Carlo Milani (1977) explores the concept of landscape in a nostalgic, poetic way, in order to reproduce the dialogue between the evidence of photography and the idealism of painting.
Grew up in a house full of books of mythology and art, he says the dialogue between ancient and contemporary is inscribed in its biography: he landed from classical studies to web communication, convinced that the knowledge of different languages is requisite for creativity. He wants to create a mix of modern technology and old content, contemporary medium and historical substance.
Time and memory are two coordinates for reading his works. By contesting the division between memory and experience, Milani wants to amplify the astonishment of the spectator by proposing tranquil poetic settings that prelude a dreamlike journey.
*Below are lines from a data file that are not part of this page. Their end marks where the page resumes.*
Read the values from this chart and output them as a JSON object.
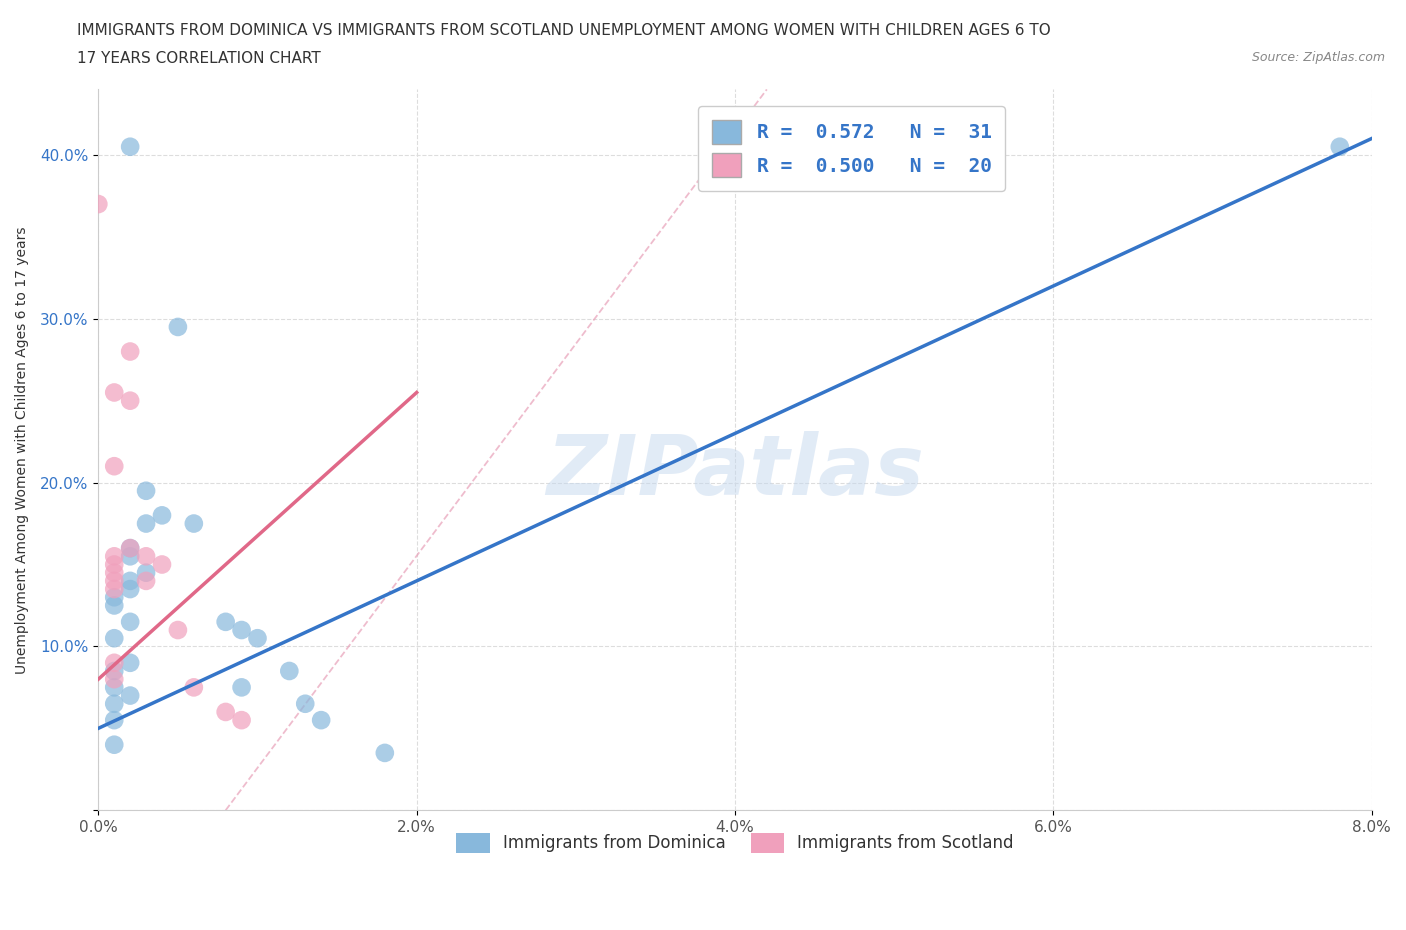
{
  "title_line1": "IMMIGRANTS FROM DOMINICA VS IMMIGRANTS FROM SCOTLAND UNEMPLOYMENT AMONG WOMEN WITH CHILDREN AGES 6 TO",
  "title_line2": "17 YEARS CORRELATION CHART",
  "source": "Source: ZipAtlas.com",
  "ylabel": "Unemployment Among Women with Children Ages 6 to 17 years",
  "xlim": [
    0.0,
    0.08
  ],
  "ylim": [
    0.0,
    0.44
  ],
  "xticks": [
    0.0,
    0.02,
    0.04,
    0.06,
    0.08
  ],
  "yticks": [
    0.0,
    0.1,
    0.2,
    0.3,
    0.4
  ],
  "watermark": "ZIPatlas",
  "legend_r_entries": [
    {
      "label": "R =  0.572   N =  31",
      "color": "#a8c8e8"
    },
    {
      "label": "R =  0.500   N =  20",
      "color": "#f4b0c8"
    }
  ],
  "legend_labels": [
    "Immigrants from Dominica",
    "Immigrants from Scotland"
  ],
  "dominica_color": "#88b8dc",
  "scotland_color": "#f0a0bc",
  "dominica_line_color": "#3575c8",
  "scotland_line_color": "#e06888",
  "ref_line_color": "#e8a0b8",
  "dominica_scatter": [
    [
      0.002,
      0.405
    ],
    [
      0.001,
      0.13
    ],
    [
      0.001,
      0.125
    ],
    [
      0.001,
      0.105
    ],
    [
      0.001,
      0.085
    ],
    [
      0.001,
      0.075
    ],
    [
      0.001,
      0.065
    ],
    [
      0.001,
      0.055
    ],
    [
      0.001,
      0.04
    ],
    [
      0.002,
      0.16
    ],
    [
      0.002,
      0.155
    ],
    [
      0.002,
      0.14
    ],
    [
      0.002,
      0.135
    ],
    [
      0.002,
      0.115
    ],
    [
      0.002,
      0.09
    ],
    [
      0.002,
      0.07
    ],
    [
      0.003,
      0.195
    ],
    [
      0.003,
      0.175
    ],
    [
      0.003,
      0.145
    ],
    [
      0.004,
      0.18
    ],
    [
      0.005,
      0.295
    ],
    [
      0.006,
      0.175
    ],
    [
      0.008,
      0.115
    ],
    [
      0.009,
      0.11
    ],
    [
      0.009,
      0.075
    ],
    [
      0.01,
      0.105
    ],
    [
      0.012,
      0.085
    ],
    [
      0.013,
      0.065
    ],
    [
      0.014,
      0.055
    ],
    [
      0.018,
      0.035
    ],
    [
      0.078,
      0.405
    ]
  ],
  "scotland_scatter": [
    [
      0.0,
      0.37
    ],
    [
      0.001,
      0.255
    ],
    [
      0.001,
      0.21
    ],
    [
      0.001,
      0.155
    ],
    [
      0.001,
      0.15
    ],
    [
      0.001,
      0.145
    ],
    [
      0.001,
      0.14
    ],
    [
      0.001,
      0.135
    ],
    [
      0.001,
      0.09
    ],
    [
      0.001,
      0.08
    ],
    [
      0.002,
      0.28
    ],
    [
      0.002,
      0.25
    ],
    [
      0.002,
      0.16
    ],
    [
      0.003,
      0.155
    ],
    [
      0.003,
      0.14
    ],
    [
      0.004,
      0.15
    ],
    [
      0.005,
      0.11
    ],
    [
      0.006,
      0.075
    ],
    [
      0.008,
      0.06
    ],
    [
      0.009,
      0.055
    ]
  ],
  "background_color": "#ffffff",
  "grid_color": "#dddddd"
}
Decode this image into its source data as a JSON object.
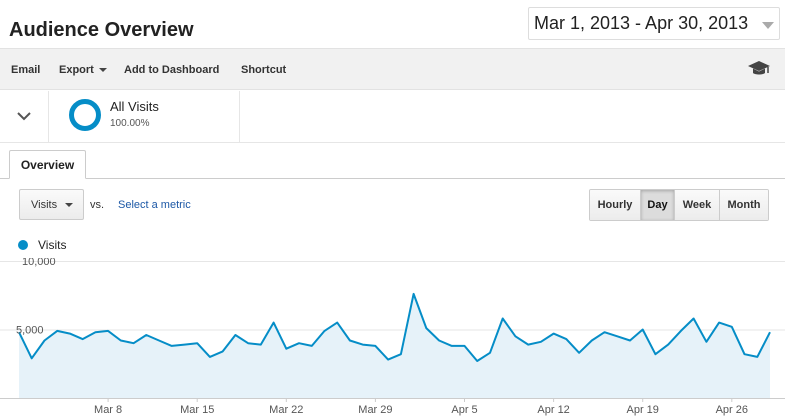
{
  "header": {
    "title": "Audience Overview",
    "date_range": "Mar 1, 2013 - Apr 30, 2013"
  },
  "toolbar": {
    "email": "Email",
    "export": "Export",
    "add_to_dashboard": "Add to Dashboard",
    "shortcut": "Shortcut",
    "help_icon": "graduation-cap-icon"
  },
  "segment": {
    "name": "All Visits",
    "percent": "100.00%"
  },
  "tabs": [
    {
      "label": "Overview"
    }
  ],
  "controls": {
    "metric": "Visits",
    "vs": "vs.",
    "select_metric": "Select a metric",
    "granularity": [
      "Hourly",
      "Day",
      "Week",
      "Month"
    ],
    "selected_granularity": "Day"
  },
  "colors": {
    "series": "#058dc7",
    "fill": "#e6f2f9"
  },
  "chart_data": {
    "type": "area",
    "legend": [
      "Visits"
    ],
    "x_ticks": [
      "Mar 8",
      "Mar 15",
      "Mar 22",
      "Mar 29",
      "Apr 5",
      "Apr 12",
      "Apr 19",
      "Apr 26"
    ],
    "y_ticks": [
      "10,000",
      "5,000"
    ],
    "ylim": [
      0,
      10000
    ],
    "grid": true,
    "series": [
      {
        "name": "Visits",
        "values": [
          4800,
          2900,
          4200,
          4900,
          4700,
          4300,
          4800,
          4900,
          4200,
          4000,
          4600,
          4200,
          3800,
          3900,
          4000,
          3000,
          3400,
          4600,
          4000,
          3900,
          5500,
          3600,
          4000,
          3800,
          4900,
          5500,
          4200,
          3900,
          3800,
          2800,
          3200,
          7600,
          5100,
          4200,
          3800,
          3800,
          2700,
          3300,
          5800,
          4500,
          3900,
          4100,
          4700,
          4300,
          3300,
          4200,
          4800,
          4500,
          4200,
          5000,
          3200,
          3900,
          4900,
          5800,
          4100,
          5500,
          5200,
          3200,
          3000,
          4800
        ]
      }
    ]
  }
}
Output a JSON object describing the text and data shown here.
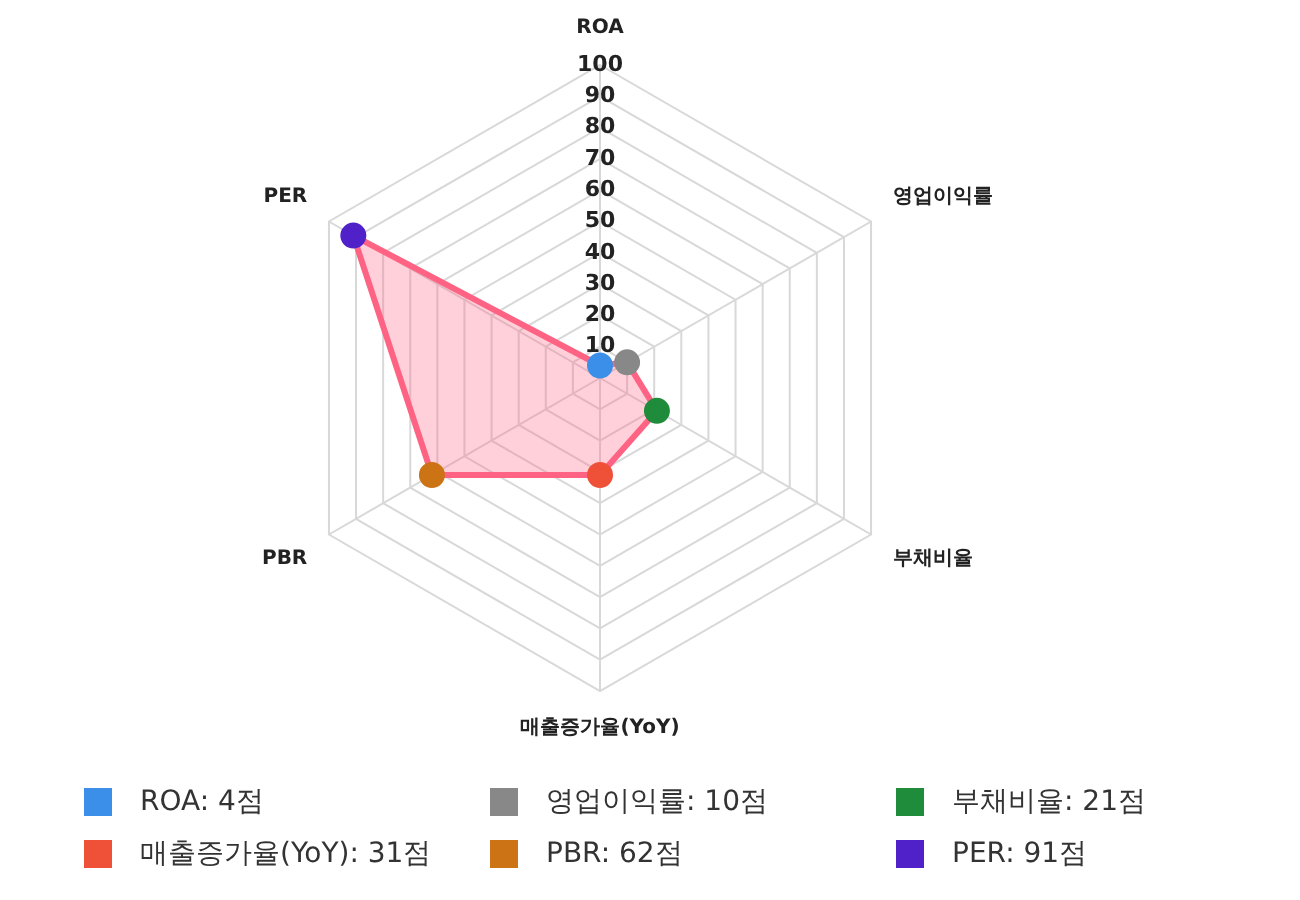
{
  "chart_data": {
    "type": "radar",
    "categories": [
      "ROA",
      "영업이익률",
      "부채비율",
      "매출증가율(YoY)",
      "PBR",
      "PER"
    ],
    "series": [
      {
        "color": "#ff6384",
        "values": [
          4,
          10,
          21,
          31,
          62,
          91
        ],
        "colors": [
          "#3b8fe8",
          "#888888",
          "#1e8c3a",
          "#ef5038",
          "#cc7415",
          "#5020c8"
        ]
      }
    ],
    "annotations": [
      "ROA: 4점",
      "영업이익률: 10점",
      "부채비율: 21점",
      "매출증가율(YoY): 31점",
      "PBR: 62점",
      "PER: 91점"
    ],
    "ylim": [
      0,
      100
    ],
    "yticks": [
      10,
      20,
      30,
      40,
      50,
      60,
      70,
      80,
      90,
      100
    ],
    "grid": true,
    "marker": "circle"
  }
}
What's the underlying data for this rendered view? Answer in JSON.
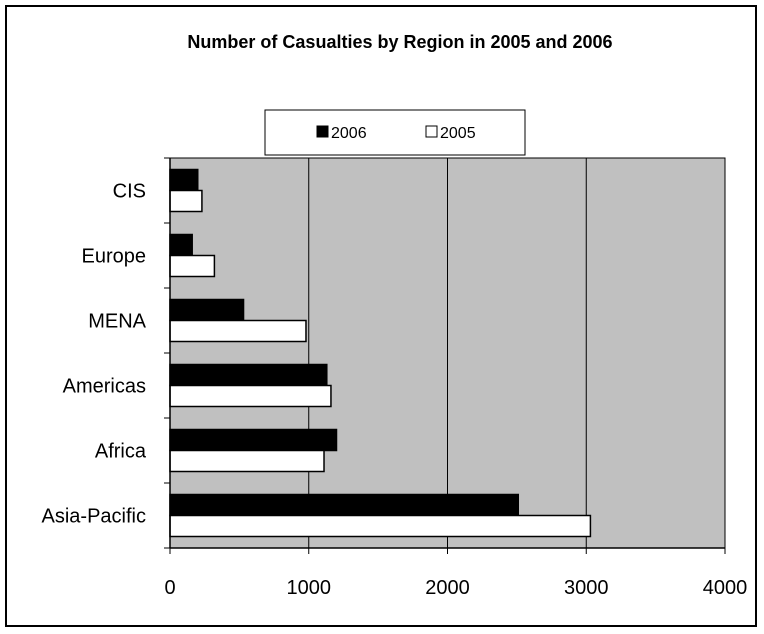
{
  "chart_data": {
    "type": "bar",
    "orientation": "horizontal",
    "title": "Number of Casualties by Region in 2005 and 2006",
    "categories": [
      "CIS",
      "Europe",
      "MENA",
      "Americas",
      "Africa",
      "Asia-Pacific"
    ],
    "series": [
      {
        "name": "2006",
        "values": [
          200,
          160,
          530,
          1130,
          1200,
          2510
        ],
        "color": "#000000"
      },
      {
        "name": "2005",
        "values": [
          230,
          320,
          980,
          1160,
          1110,
          3030
        ],
        "color": "#ffffff"
      }
    ],
    "xlim": [
      0,
      4000
    ],
    "xticks": [
      "0",
      "1000",
      "2000",
      "3000",
      "4000"
    ],
    "plot_background": "#c0c0c0",
    "grid": true,
    "legend_position": "top"
  }
}
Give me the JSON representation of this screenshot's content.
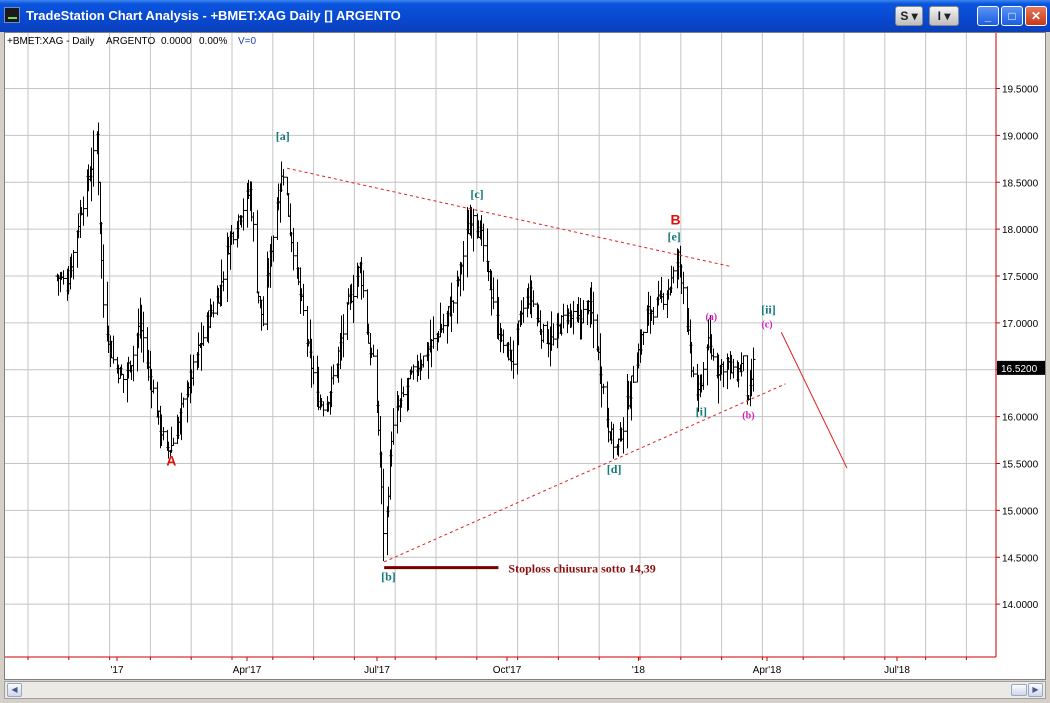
{
  "window": {
    "title": "TradeStation Chart Analysis - +BMET:XAG Daily [] ARGENTO",
    "btn_s": "S",
    "btn_i": "I",
    "btn_min": "_",
    "btn_max": "□",
    "btn_close": "✕"
  },
  "scrollbar": {
    "left_arrow": "◀",
    "right_arrow": "▶"
  },
  "chart_data": {
    "type": "ohlc-bar",
    "info_line": {
      "symbol": "+BMET:XAG - Daily",
      "name": "ARGENTO",
      "last": "0.0000",
      "change": "0.00%",
      "volume": "V=0"
    },
    "price_axis": {
      "ticks": [
        14.0,
        14.5,
        15.0,
        15.5,
        16.0,
        16.5,
        17.0,
        17.5,
        18.0,
        18.5,
        19.0,
        19.5
      ],
      "decimals": 4,
      "last_price": "16.5200"
    },
    "time_axis": {
      "ticks": [
        {
          "label": "'17",
          "date": "2017-01-02"
        },
        {
          "label": "Apr'17",
          "date": "2017-04-03"
        },
        {
          "label": "Jul'17",
          "date": "2017-07-03"
        },
        {
          "label": "Oct'17",
          "date": "2017-10-02"
        },
        {
          "label": "'18",
          "date": "2018-01-02"
        },
        {
          "label": "Apr'18",
          "date": "2018-04-02"
        },
        {
          "label": "Jul'18",
          "date": "2018-07-02"
        }
      ]
    },
    "price_path": [
      [
        "2016-11-21",
        17.5
      ],
      [
        "2016-11-28",
        17.4
      ],
      [
        "2016-12-05",
        18.0
      ],
      [
        "2016-12-09",
        18.3
      ],
      [
        "2016-12-14",
        18.6
      ],
      [
        "2016-12-19",
        19.0
      ],
      [
        "2016-12-23",
        17.2
      ],
      [
        "2016-12-30",
        16.6
      ],
      [
        "2017-01-06",
        16.4
      ],
      [
        "2017-01-12",
        16.6
      ],
      [
        "2017-01-18",
        17.0
      ],
      [
        "2017-01-24",
        16.5
      ],
      [
        "2017-02-01",
        15.9
      ],
      [
        "2017-02-06",
        15.6
      ],
      [
        "2017-02-12",
        15.8
      ],
      [
        "2017-02-18",
        16.2
      ],
      [
        "2017-02-26",
        16.6
      ],
      [
        "2017-03-06",
        17.0
      ],
      [
        "2017-03-14",
        17.3
      ],
      [
        "2017-03-22",
        17.9
      ],
      [
        "2017-03-30",
        18.2
      ],
      [
        "2017-04-05",
        18.4
      ],
      [
        "2017-04-10",
        17.4
      ],
      [
        "2017-04-14",
        17.0
      ],
      [
        "2017-04-19",
        17.7
      ],
      [
        "2017-04-24",
        18.3
      ],
      [
        "2017-04-29",
        18.7
      ],
      [
        "2017-05-03",
        18.0
      ],
      [
        "2017-05-07",
        17.6
      ],
      [
        "2017-05-15",
        16.8
      ],
      [
        "2017-05-22",
        16.2
      ],
      [
        "2017-05-28",
        16.1
      ],
      [
        "2017-06-05",
        16.6
      ],
      [
        "2017-06-13",
        17.2
      ],
      [
        "2017-06-21",
        17.6
      ],
      [
        "2017-06-27",
        16.8
      ],
      [
        "2017-07-02",
        16.4
      ],
      [
        "2017-07-05",
        15.6
      ],
      [
        "2017-07-08",
        14.39
      ],
      [
        "2017-07-13",
        15.8
      ],
      [
        "2017-07-18",
        16.1
      ],
      [
        "2017-07-26",
        16.4
      ],
      [
        "2017-08-03",
        16.6
      ],
      [
        "2017-08-11",
        16.8
      ],
      [
        "2017-08-19",
        17.0
      ],
      [
        "2017-08-27",
        17.3
      ],
      [
        "2017-09-02",
        17.8
      ],
      [
        "2017-09-08",
        18.2
      ],
      [
        "2017-09-14",
        17.9
      ],
      [
        "2017-09-20",
        17.4
      ],
      [
        "2017-09-28",
        16.8
      ],
      [
        "2017-10-06",
        16.6
      ],
      [
        "2017-10-12",
        17.1
      ],
      [
        "2017-10-18",
        17.3
      ],
      [
        "2017-10-26",
        16.9
      ],
      [
        "2017-11-03",
        16.8
      ],
      [
        "2017-11-12",
        17.1
      ],
      [
        "2017-11-20",
        17.0
      ],
      [
        "2017-11-28",
        17.2
      ],
      [
        "2017-12-03",
        16.9
      ],
      [
        "2017-12-07",
        16.4
      ],
      [
        "2017-12-12",
        15.9
      ],
      [
        "2017-12-17",
        15.6
      ],
      [
        "2017-12-22",
        15.9
      ],
      [
        "2017-12-30",
        16.5
      ],
      [
        "2018-01-08",
        17.1
      ],
      [
        "2018-01-16",
        17.2
      ],
      [
        "2018-01-24",
        17.4
      ],
      [
        "2018-01-30",
        17.7
      ],
      [
        "2018-02-04",
        17.2
      ],
      [
        "2018-02-08",
        16.5
      ],
      [
        "2018-02-13",
        16.2
      ],
      [
        "2018-02-19",
        16.8
      ],
      [
        "2018-02-26",
        16.5
      ],
      [
        "2018-03-05",
        16.6
      ],
      [
        "2018-03-10",
        16.4
      ],
      [
        "2018-03-17",
        16.6
      ],
      [
        "2018-03-20",
        16.1
      ],
      [
        "2018-03-23",
        16.55
      ]
    ],
    "trendlines": [
      {
        "name": "upper-channel-line",
        "style": "dotted",
        "from": [
          "2017-05-01",
          18.65
        ],
        "to": [
          "2018-03-08",
          17.6
        ]
      },
      {
        "name": "lower-channel-line",
        "style": "dotted",
        "from": [
          "2017-07-08",
          14.45
        ],
        "to": [
          "2018-04-15",
          16.35
        ]
      },
      {
        "name": "projection-line",
        "style": "solid",
        "from": [
          "2018-04-12",
          16.9
        ],
        "to": [
          "2018-05-28",
          15.45
        ]
      }
    ],
    "stoploss": {
      "from": "2017-07-08",
      "to": "2017-09-26",
      "price": 14.39,
      "label": "Stoploss  chiusura sotto 14,39"
    },
    "annotations": [
      {
        "text": "A",
        "date": "2017-02-09",
        "price": 15.48,
        "style": "major"
      },
      {
        "text": "B",
        "date": "2018-01-28",
        "price": 18.05,
        "style": "major"
      },
      {
        "text": "[a]",
        "date": "2017-04-28",
        "price": 18.95,
        "style": "teal"
      },
      {
        "text": "[b]",
        "date": "2017-07-11",
        "price": 14.25,
        "style": "teal"
      },
      {
        "text": "[c]",
        "date": "2017-09-11",
        "price": 18.33,
        "style": "teal"
      },
      {
        "text": "[d]",
        "date": "2017-12-16",
        "price": 15.4,
        "style": "teal"
      },
      {
        "text": "[e]",
        "date": "2018-01-27",
        "price": 17.88,
        "style": "teal"
      },
      {
        "text": "[i]",
        "date": "2018-02-15",
        "price": 16.01,
        "style": "teal"
      },
      {
        "text": "[ii]",
        "date": "2018-04-03",
        "price": 17.1,
        "style": "teal"
      },
      {
        "text": "(a)",
        "date": "2018-02-22",
        "price": 17.03,
        "style": "magenta"
      },
      {
        "text": "(b)",
        "date": "2018-03-20",
        "price": 15.98,
        "style": "magenta"
      },
      {
        "text": "(c)",
        "date": "2018-04-02",
        "price": 16.95,
        "style": "magenta"
      }
    ]
  }
}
His pictures, in fact, are often classified as “romantic” cause seem to embody some of the ideas that inspired 19th century poets, painters and philosophers: an intimate relationship with Nature, which takes on a sacred value compared to the noisy urban scene; the desire to discover humble shelters in the globalized world; an obsessive search for beauty as a path towards truth.
Inspired by Turner’s or Constable’s Romanticism, he proposes an intimate look at the landscape: rather than presenting a true reality, his works establish a link between the present of the landscape and that imagined by the photographer.
The use of textures wants to strip the grit of the shot, to allow the viewer to enter an ideal scene, without however betraying the authenticity of the location taken.